Every Other Terrible Thing About Roy Moore
But what’s even more broadly consequential is that Mr. Moore denies the authority of the United States government to legislate at all on this and other issues that he imagines have been decided by God.
He maintains, preposterously, that the religious freedom guaranteed by the First Amendment is solely intended to protect Christians and Christianity.
He doesn’t merely oppose Muslim candidates. He once said that non-Christians like Keith Ellison had no right to hold elective office. “The Islamic faith rejects our God,” he said. “Ellison cannot swear an oath on the Quran and an allegiance to the Constitution at the same time.”
Mr. Moore pretends to admire the Constitution, yet he treats it with disdain. He has been removed from office not once, but twice, for refusing to comply with orders from the United States judiciary.
He believes that God’s law (as he sees it) trumps the Constitution every time.
That is what it means to be a theocrat, and that is why some of the most outspoken theocrats in America love Roy Moore. We need to take a close look at the kind of people hoping to ride Roy Moore’s coattails to power.

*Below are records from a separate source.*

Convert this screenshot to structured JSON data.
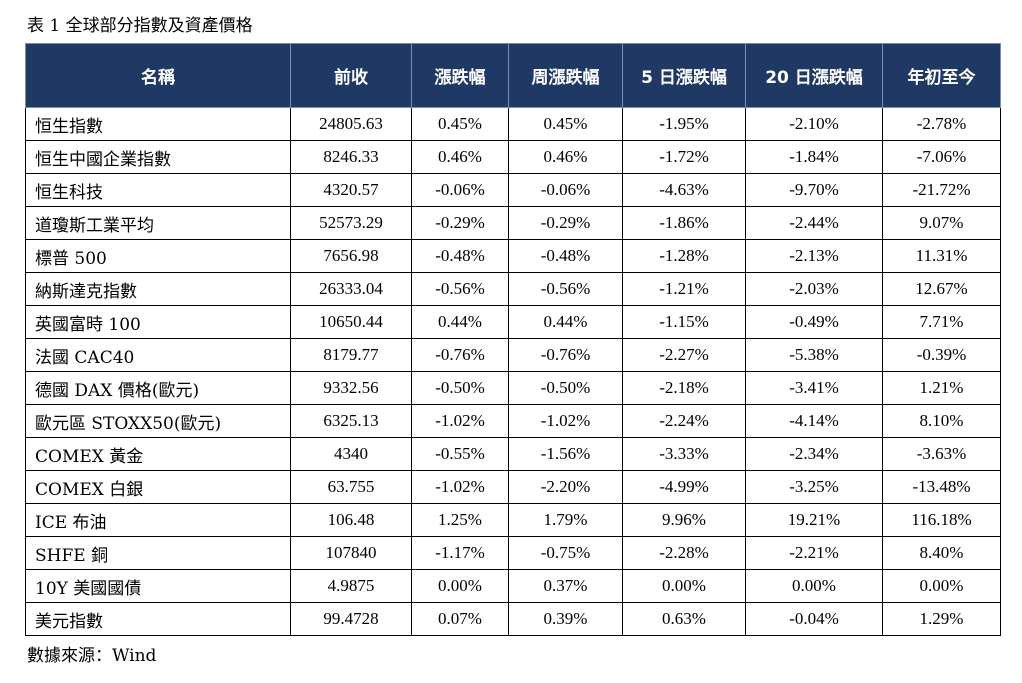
{
  "caption": "表 1 全球部分指數及資產價格",
  "columns": [
    "名稱",
    "前收",
    "漲跌幅",
    "周漲跌幅",
    "5 日漲跌幅",
    "20 日漲跌幅",
    "年初至今"
  ],
  "rows": [
    [
      "恒生指數",
      "24805.63",
      "0.45%",
      "0.45%",
      "-1.95%",
      "-2.10%",
      "-2.78%"
    ],
    [
      "恒生中國企業指數",
      "8246.33",
      "0.46%",
      "0.46%",
      "-1.72%",
      "-1.84%",
      "-7.06%"
    ],
    [
      "恒生科技",
      "4320.57",
      "-0.06%",
      "-0.06%",
      "-4.63%",
      "-9.70%",
      "-21.72%"
    ],
    [
      "道瓊斯工業平均",
      "52573.29",
      "-0.29%",
      "-0.29%",
      "-1.86%",
      "-2.44%",
      "9.07%"
    ],
    [
      "標普 500",
      "7656.98",
      "-0.48%",
      "-0.48%",
      "-1.28%",
      "-2.13%",
      "11.31%"
    ],
    [
      "納斯達克指數",
      "26333.04",
      "-0.56%",
      "-0.56%",
      "-1.21%",
      "-2.03%",
      "12.67%"
    ],
    [
      "英國富時 100",
      "10650.44",
      "0.44%",
      "0.44%",
      "-1.15%",
      "-0.49%",
      "7.71%"
    ],
    [
      "法國 CAC40",
      "8179.77",
      "-0.76%",
      "-0.76%",
      "-2.27%",
      "-5.38%",
      "-0.39%"
    ],
    [
      "德國 DAX 價格(歐元)",
      "9332.56",
      "-0.50%",
      "-0.50%",
      "-2.18%",
      "-3.41%",
      "1.21%"
    ],
    [
      "歐元區 STOXX50(歐元)",
      "6325.13",
      "-1.02%",
      "-1.02%",
      "-2.24%",
      "-4.14%",
      "8.10%"
    ],
    [
      "COMEX 黃金",
      "4340",
      "-0.55%",
      "-1.56%",
      "-3.33%",
      "-2.34%",
      "-3.63%"
    ],
    [
      "COMEX 白銀",
      "63.755",
      "-1.02%",
      "-2.20%",
      "-4.99%",
      "-3.25%",
      "-13.48%"
    ],
    [
      "ICE 布油",
      "106.48",
      "1.25%",
      "1.79%",
      "9.96%",
      "19.21%",
      "116.18%"
    ],
    [
      "SHFE 銅",
      "107840",
      "-1.17%",
      "-0.75%",
      "-2.28%",
      "-2.21%",
      "8.40%"
    ],
    [
      "10Y 美國國債",
      "4.9875",
      "0.00%",
      "0.37%",
      "0.00%",
      "0.00%",
      "0.00%"
    ],
    [
      "美元指數",
      "99.4728",
      "0.07%",
      "0.39%",
      "0.63%",
      "-0.04%",
      "1.29%"
    ]
  ],
  "source": "數據來源：Wind"
}
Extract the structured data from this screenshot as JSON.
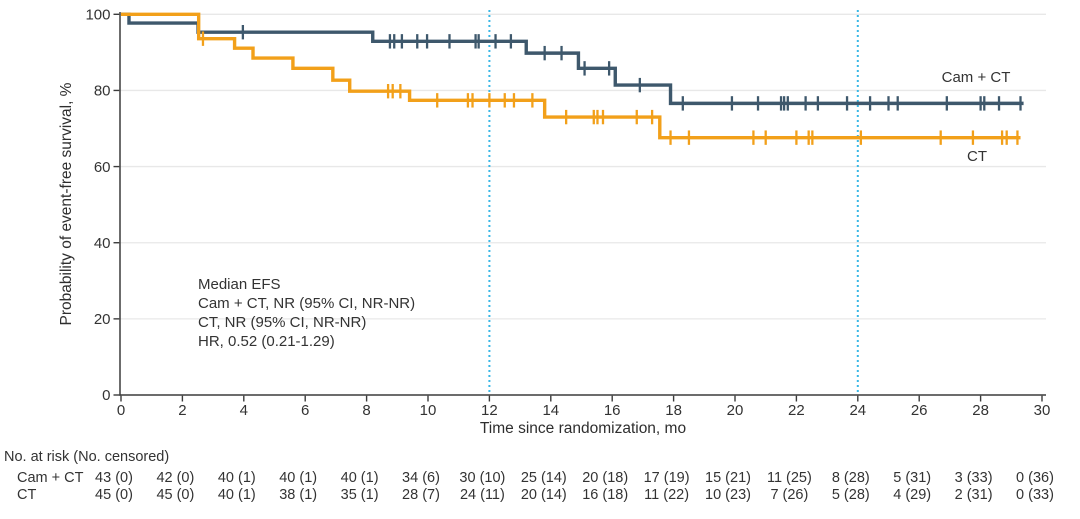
{
  "chart_data": {
    "type": "line",
    "variant": "kaplan_meier_step",
    "title": "",
    "xlabel": "Time since randomization, mo",
    "ylabel": "Probability of event-free survival, %",
    "xlim": [
      0,
      30
    ],
    "ylim": [
      0,
      100
    ],
    "xticks": [
      0,
      2,
      4,
      6,
      8,
      10,
      12,
      14,
      16,
      18,
      20,
      22,
      24,
      26,
      28,
      30
    ],
    "yticks": [
      0,
      20,
      40,
      60,
      80,
      100
    ],
    "grid": {
      "horizontal_at": [
        20,
        40,
        60,
        80,
        100
      ],
      "color": "#e8e8e8"
    },
    "reference_lines": {
      "x_values": [
        12,
        24
      ],
      "style": "dotted",
      "color": "#3ab7e6"
    },
    "axis_color": "#3b3b3b",
    "annotation": {
      "lines": [
        "Median EFS",
        "Cam + CT, NR (95% CI, NR-NR)",
        "CT, NR (95% CI, NR-NR)",
        "HR, 0.52 (0.21-1.29)"
      ]
    },
    "series": [
      {
        "name": "Cam + CT",
        "color": "#3E586C",
        "steps": [
          [
            0,
            100
          ],
          [
            0.26,
            97.7
          ],
          [
            2.51,
            95.3
          ],
          [
            8.2,
            92.9
          ],
          [
            13.2,
            89.8
          ],
          [
            14.9,
            85.8
          ],
          [
            16.1,
            81.4
          ],
          [
            17.9,
            76.6
          ]
        ],
        "end_time": 29.4,
        "censor_times": [
          3.97,
          8.76,
          8.9,
          9.15,
          9.65,
          9.97,
          10.7,
          11.55,
          11.65,
          12.2,
          12.7,
          13.8,
          14.35,
          15.1,
          15.9,
          16.9,
          18.3,
          19.9,
          20.75,
          21.5,
          21.6,
          21.72,
          22.3,
          22.7,
          23.65,
          24.4,
          25.0,
          25.3,
          26.9,
          28.0,
          28.12,
          28.6,
          29.3
        ]
      },
      {
        "name": "CT",
        "color": "#F2A01A",
        "steps": [
          [
            0,
            100
          ],
          [
            2.53,
            93.6
          ],
          [
            3.7,
            91.1
          ],
          [
            4.3,
            88.5
          ],
          [
            5.6,
            85.8
          ],
          [
            6.9,
            82.7
          ],
          [
            7.45,
            79.8
          ],
          [
            9.4,
            77.4
          ],
          [
            13.8,
            73.0
          ],
          [
            17.55,
            67.6
          ]
        ],
        "end_time": 29.3,
        "censor_times": [
          2.67,
          8.7,
          8.85,
          9.1,
          10.3,
          11.3,
          11.45,
          12.0,
          12.5,
          12.8,
          13.4,
          14.5,
          15.4,
          15.52,
          15.7,
          16.8,
          17.3,
          17.9,
          18.5,
          20.6,
          21.0,
          22.0,
          22.4,
          22.52,
          24.1,
          26.7,
          27.75,
          28.7,
          28.85,
          29.2
        ]
      }
    ]
  },
  "risk_table": {
    "header": "No. at risk (No. censored)",
    "times": [
      0,
      2,
      4,
      6,
      8,
      10,
      12,
      14,
      16,
      18,
      20,
      22,
      24,
      26,
      28,
      30
    ],
    "rows": [
      {
        "label": "Cam + CT",
        "values": [
          "43 (0)",
          "42 (0)",
          "40 (1)",
          "40 (1)",
          "40 (1)",
          "34 (6)",
          "30 (10)",
          "25 (14)",
          "20 (18)",
          "17 (19)",
          "15 (21)",
          "11 (25)",
          "8 (28)",
          "5 (31)",
          "3 (33)",
          "0 (36)"
        ]
      },
      {
        "label": "CT",
        "values": [
          "45 (0)",
          "45 (0)",
          "40 (1)",
          "38 (1)",
          "35 (1)",
          "28 (7)",
          "24 (11)",
          "20 (14)",
          "16 (18)",
          "11 (22)",
          "10 (23)",
          "7 (26)",
          "5 (28)",
          "4 (29)",
          "2 (31)",
          "0 (33)"
        ]
      }
    ]
  }
}
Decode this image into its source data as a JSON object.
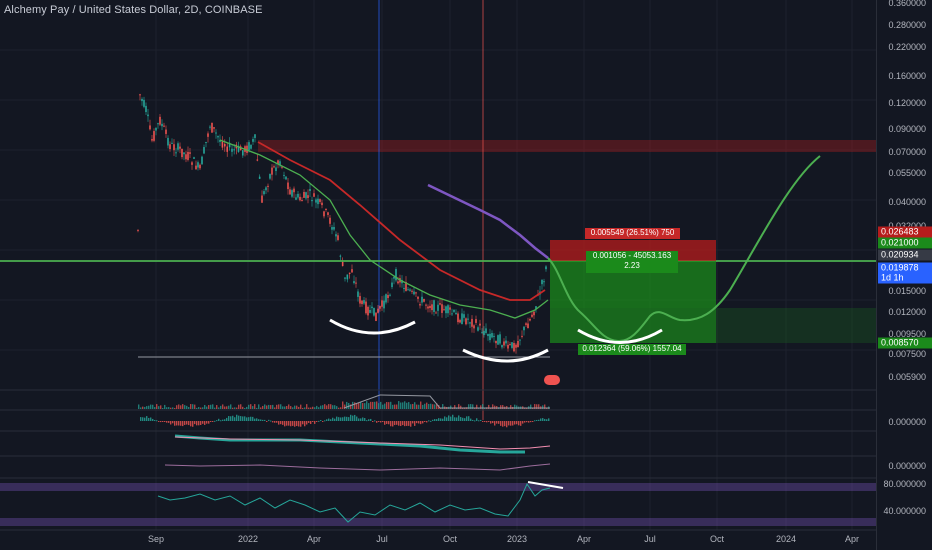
{
  "chart_title": "Alchemy Pay / United States Dollar, 2D, COINBASE",
  "colors": {
    "background": "#131722",
    "up": "#26a69a",
    "down": "#ef5350",
    "ma_fast": "#4caf50",
    "ma_slow": "#c62828",
    "ma_purple": "#7e57c2",
    "green_line": "#4caf50",
    "profit_zone": "#1b8a1b",
    "loss_zone": "#b71c1c",
    "arc": "#ffffff"
  },
  "price_axis": {
    "ticks": [
      "0.360000",
      "0.280000",
      "0.220000",
      "0.160000",
      "0.120000",
      "0.090000",
      "0.070000",
      "0.055000",
      "0.040000",
      "0.032000",
      "0.015000",
      "0.012000",
      "0.009500",
      "0.007500",
      "0.005900"
    ],
    "tags": [
      {
        "label": "0.026483",
        "color": "#b71c1c"
      },
      {
        "label": "0.021000",
        "color": "#1b8a1b"
      },
      {
        "label": "0.020934",
        "color": "#363a45"
      },
      {
        "label": "0.019878",
        "color": "#2962ff"
      },
      {
        "label": "1d 1h",
        "color": "#2962ff"
      },
      {
        "label": "0.008570",
        "color": "#1b8a1b"
      }
    ]
  },
  "time_axis": [
    "Sep",
    "2022",
    "Apr",
    "Jul",
    "Oct",
    "2023",
    "Apr",
    "Jul",
    "Oct",
    "2024",
    "Apr"
  ],
  "position": {
    "stop_label": "0.005549 (26.51%) 750",
    "entry_label_line1": "0.001056 - 45053.163",
    "entry_label_line2": "2.23",
    "target_label": "0.012364 (59.06%) 1557.04"
  },
  "indicators": {
    "macd_zero": "0.000000",
    "osc_zero": "0.000000",
    "rsi_high": "80.000000",
    "rsi_low": "40.000000"
  }
}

One of Mr. Moore’s staunchest allies is Janet Porter, a radio personality and anti-abortion activist. Ms. Porter hosted last week’s news conference in support of his flailing candidacy, which seemed more like a religious revival than a political event. “I’m glad you got more church than you probably had in the last 10 years,” she told the assembled press corps.
Ms. Porter used the language of Dominionists when she organized a prayer rally in 2010 to “repent on how we have turned against God in every area of influence: 1) business, 2) government, 3) media, 4) arts and entertainment, 5) education, 6) the family, and 7) religion, and invite God back into each one.” She wants to impeach Supreme Court justices for legalizing same-sex marriage.